F00FC7C8 reads books occasionally reviewed Echoes by Dean Wesley Smith (Star trek, voyager -- 15)
A very "Voyager" Voyager novel.
3 stars
Content warning Spoilers for the (predictable) ending
This has exactly the sort of high-concept premise I like in Star Trek: infinitely many alternate universes, and a touch of time travel, that gives every character on the show a chance to display their problem-solving skills. There are, unfortunately, quite a few problems in its execution.

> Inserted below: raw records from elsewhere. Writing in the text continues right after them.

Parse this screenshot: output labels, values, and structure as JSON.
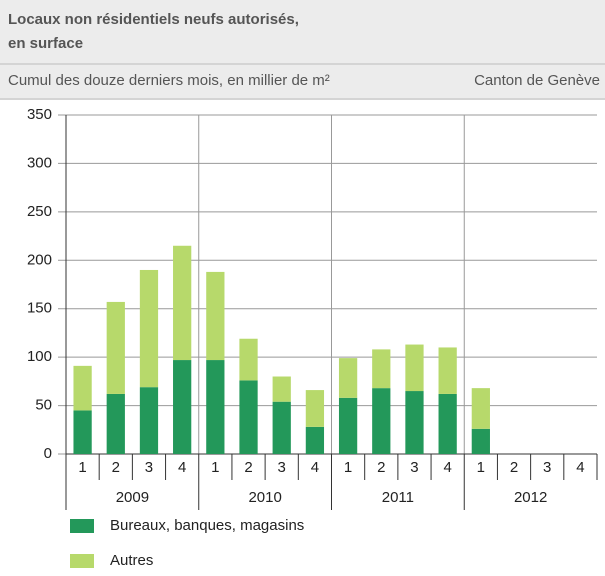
{
  "chart_data": {
    "type": "stacked_bar",
    "title": "Locaux non résidentiels neufs autorisés,",
    "title_line2": "en surface",
    "subtitle": "Cumul des douze derniers mois, en millier de m²",
    "region": "Canton de Genève",
    "categories": [
      "1",
      "2",
      "3",
      "4",
      "1",
      "2",
      "3",
      "4",
      "1",
      "2",
      "3",
      "4",
      "1",
      "2",
      "3",
      "4"
    ],
    "groups": [
      "2009",
      "2010",
      "2011",
      "2012"
    ],
    "series": [
      {
        "name": "Bureaux, banques, magasins",
        "color": "#23985a",
        "values": [
          45,
          62,
          69,
          97,
          97,
          76,
          54,
          28,
          58,
          68,
          65,
          62,
          26,
          null,
          null,
          null
        ]
      },
      {
        "name": "Autres",
        "color": "#b7d96b",
        "values": [
          46,
          95,
          121,
          118,
          91,
          43,
          26,
          38,
          41,
          40,
          48,
          48,
          42,
          null,
          null,
          null
        ]
      }
    ],
    "ylim": [
      0,
      350
    ],
    "yticks": [
      0,
      50,
      100,
      150,
      200,
      250,
      300,
      350
    ],
    "grid": true
  }
}
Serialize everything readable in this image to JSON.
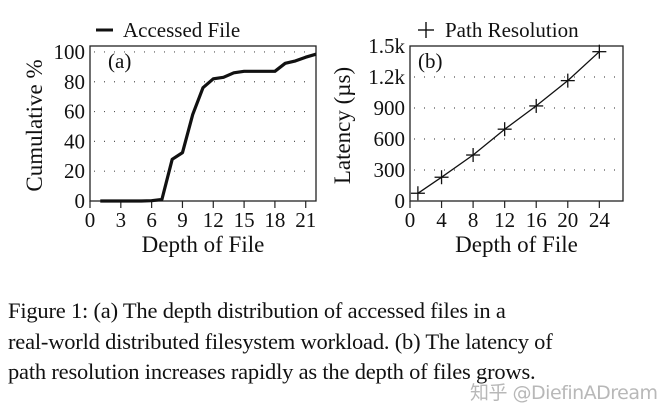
{
  "figure": {
    "caption_lines": [
      "Figure 1:  (a) The depth distribution of accessed files in a",
      "real-world distributed filesystem workload. (b) The latency of",
      "path resolution increases rapidly as the depth of files grows."
    ],
    "watermark": "知乎 @DiefinADream"
  },
  "chart_data": [
    {
      "type": "line",
      "panel_label": "(a)",
      "title": "",
      "legend": [
        {
          "name": "Accessed File",
          "marker": "line"
        }
      ],
      "legend_position": "top",
      "xlabel": "Depth of File",
      "ylabel": "Cumulative %",
      "xlim": [
        0,
        22
      ],
      "ylim": [
        0,
        104
      ],
      "xticks": [
        0,
        3,
        6,
        9,
        12,
        15,
        18,
        21
      ],
      "yticks": [
        0,
        20,
        40,
        60,
        80,
        100
      ],
      "ytick_labels": [
        "0",
        "20",
        "40",
        "60",
        "80",
        "100"
      ],
      "grid": "horizontal-dotted",
      "series": [
        {
          "name": "Accessed File",
          "x": [
            1,
            2,
            3,
            4,
            5,
            6,
            7,
            8,
            9,
            10,
            11,
            12,
            13,
            14,
            15,
            16,
            17,
            18,
            19,
            20,
            21,
            22
          ],
          "values": [
            0,
            0,
            0,
            0,
            0,
            0.2,
            1,
            28,
            32.5,
            58,
            76,
            82,
            83,
            86,
            87,
            87,
            87,
            87,
            92.4,
            94,
            96.5,
            98.5
          ]
        }
      ]
    },
    {
      "type": "line",
      "panel_label": "(b)",
      "title": "",
      "legend": [
        {
          "name": "Path Resolution",
          "marker": "plus"
        }
      ],
      "legend_position": "top",
      "xlabel": "Depth of File",
      "ylabel": "Latency (µs)",
      "xlim": [
        0,
        27
      ],
      "ylim": [
        0,
        1500
      ],
      "xticks": [
        0,
        4,
        8,
        12,
        16,
        20,
        24
      ],
      "yticks": [
        0,
        300,
        600,
        900,
        1200,
        1500
      ],
      "ytick_labels": [
        "0",
        "300",
        "600",
        "900",
        "1.2k",
        "1.5k"
      ],
      "grid": "horizontal-dotted",
      "series": [
        {
          "name": "Path Resolution",
          "x": [
            1,
            4,
            8,
            12,
            16,
            20,
            24
          ],
          "values": [
            75,
            230,
            445,
            695,
            920,
            1165,
            1445
          ]
        }
      ]
    }
  ]
}
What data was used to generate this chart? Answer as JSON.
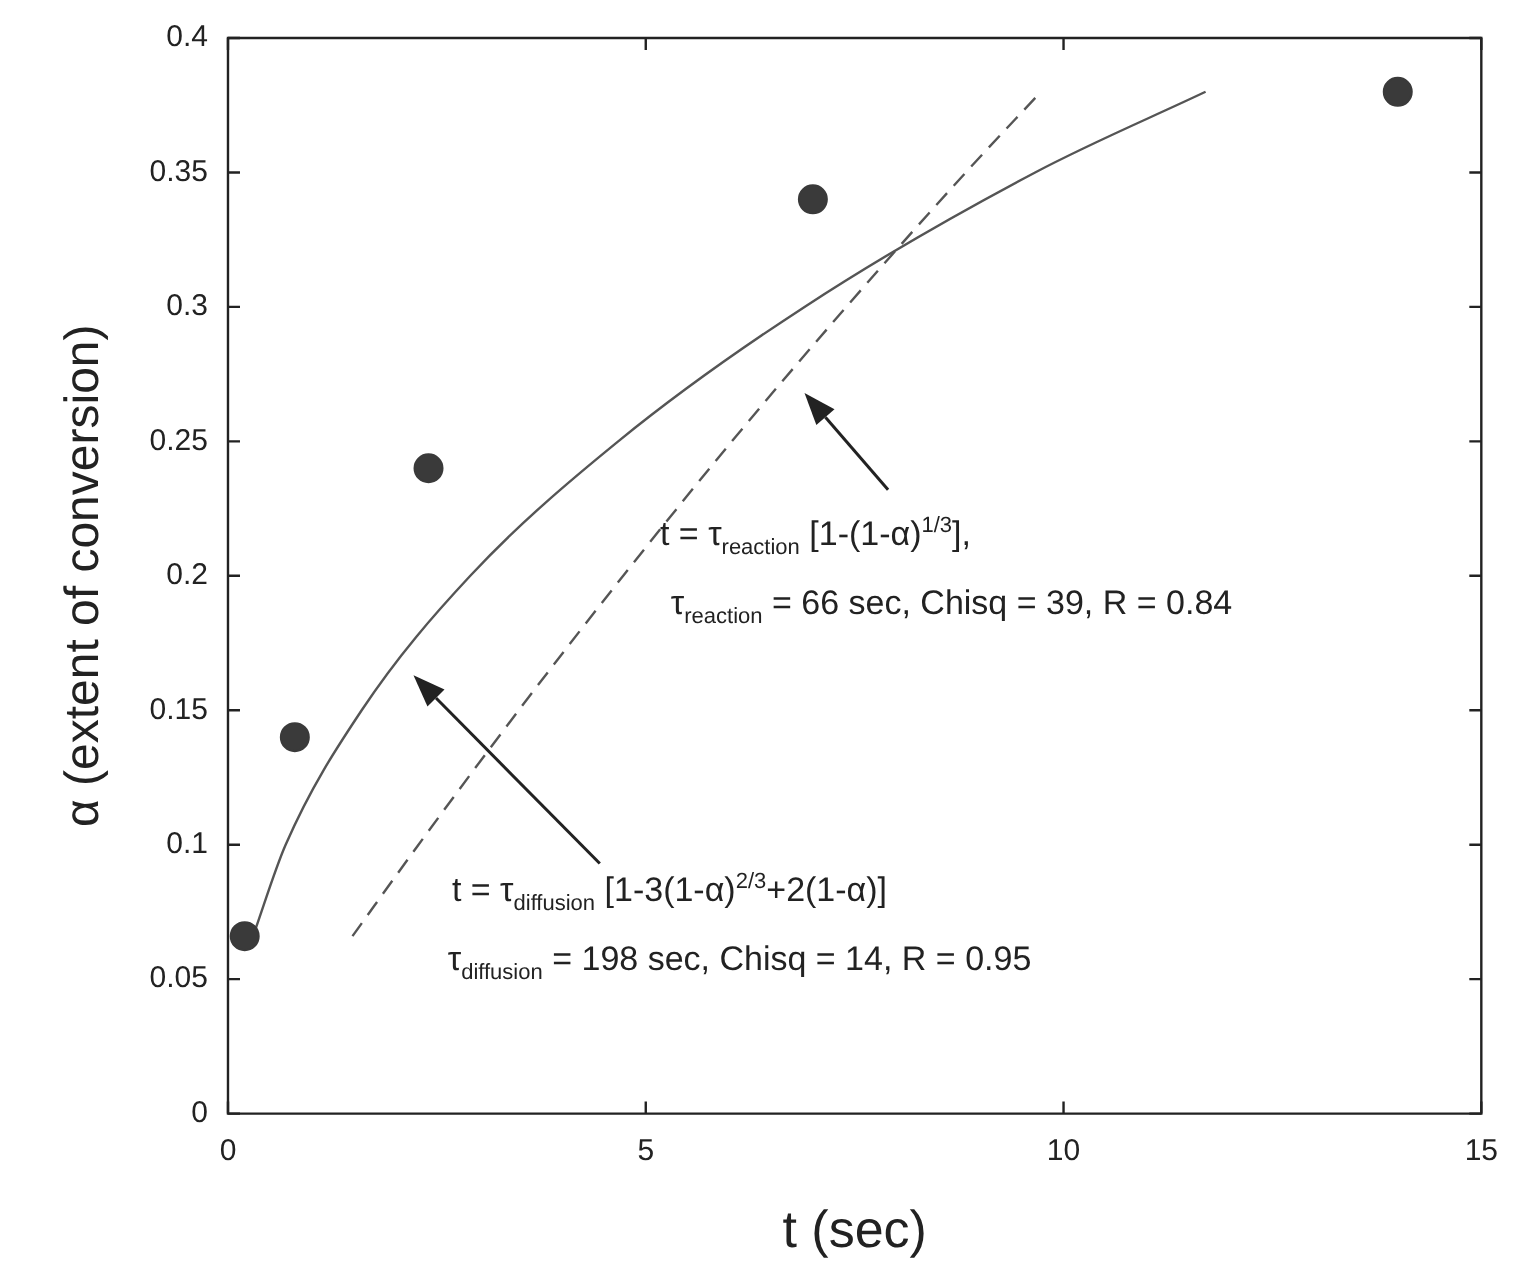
{
  "chart_data": {
    "type": "scatter",
    "xlabel": "t (sec)",
    "ylabel": "α (extent of conversion)",
    "xlim": [
      0,
      15
    ],
    "xticks": [
      0,
      5,
      10,
      15
    ],
    "ylim": [
      0,
      0.4
    ],
    "yticks": [
      0,
      0.05,
      0.1,
      0.15,
      0.2,
      0.25,
      0.3,
      0.35,
      0.4
    ],
    "grid": false,
    "legend": false,
    "marker": "circle",
    "series": [
      {
        "type": "scatter",
        "color": "#3a3a3a",
        "x": [
          0.2,
          0.8,
          2.4,
          7.0,
          14.0
        ],
        "values": [
          0.066,
          0.14,
          0.24,
          0.34,
          0.38
        ]
      },
      {
        "type": "line",
        "color": "#555555",
        "line_style": "solid",
        "marker": "none",
        "x": [
          0.3,
          0.69,
          1.6,
          2.9,
          4.67,
          6.9,
          9.66,
          11.7
        ],
        "values": [
          0.066,
          0.1,
          0.15,
          0.2,
          0.25,
          0.3,
          0.35,
          0.38
        ]
      },
      {
        "type": "line",
        "color": "#555555",
        "line_style": "dashed",
        "marker": "none",
        "x": [
          1.49,
          2.28,
          3.48,
          4.73,
          6.03,
          7.4,
          8.83,
          9.73
        ],
        "values": [
          0.066,
          0.1,
          0.15,
          0.2,
          0.25,
          0.3,
          0.35,
          0.38
        ]
      }
    ],
    "annotations": [
      "t = τ$_{reaction}$ [1-(1-α)$^{1/3}$],",
      "τ$_{reaction}$ = 66 sec, Chisq = 39, R = 0.84",
      "t = τ$_{diffusion}$ [1-3(1-α)$^{2/3}$+2(1-α)]",
      "τ$_{diffusion}$ = 198 sec, Chisq = 14, R = 0.95"
    ]
  }
}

I liked the first three chapters of this book, where the premise is set up, and the last ten chapters, where it is resolved. Everything in between shows the Voyager crew solving the same problem in different universes. Not only is this boring, because we already know what's going on in chapter one (everyone's shifting between universes), but it's also repetitive, because we often see different versions of Voyager going through the same motions.
The blurb on the back of this book says Janeway is forced to work with Voyagers that have different agendas, but that never really comes up. There's a bit of frustration with the lack of communication, discomfort with meeting duplicate crewmembers, and the Voyager over the field of dead bodies is in a somewhat different situation than the Voyagers above an empty planet, or a planet full of people, but they're all on the same page about wanting to stop the shifts, and generally come up with the same solutions. On top of that, they reference the same Voyager episode ("Daedalus") over and over, and it does turn out to be relevant, as it turns out the events of that episode destroyed Voyager in every other universe, but it does get tiring and just makes me want to watch that episode.
The solution to the central crisis ends up involving every Voyager sacrificing itself by entering a subspace rift at the same time. It's shown that in every universe, B'Elanna discovers this solution and believes herself to be the only version of herself to have done so. The message being that all these alternate Voyagers have a shared scientific ingenuity, group cohesion, and value of the needs of the many over the one. It's a great finale, but it comes at the cost of the middle thirty or so chapters being a complete drag. In the process, it also resets the timeline so that the events of Echoes never really happened - this almost literal "reset button" being a classic trope in Voyager, if an unfortunate one.
Despite the problems, this was enough to get me hooked on the Star Trek literary universe, so expect more reviews of tie-in novels in the future.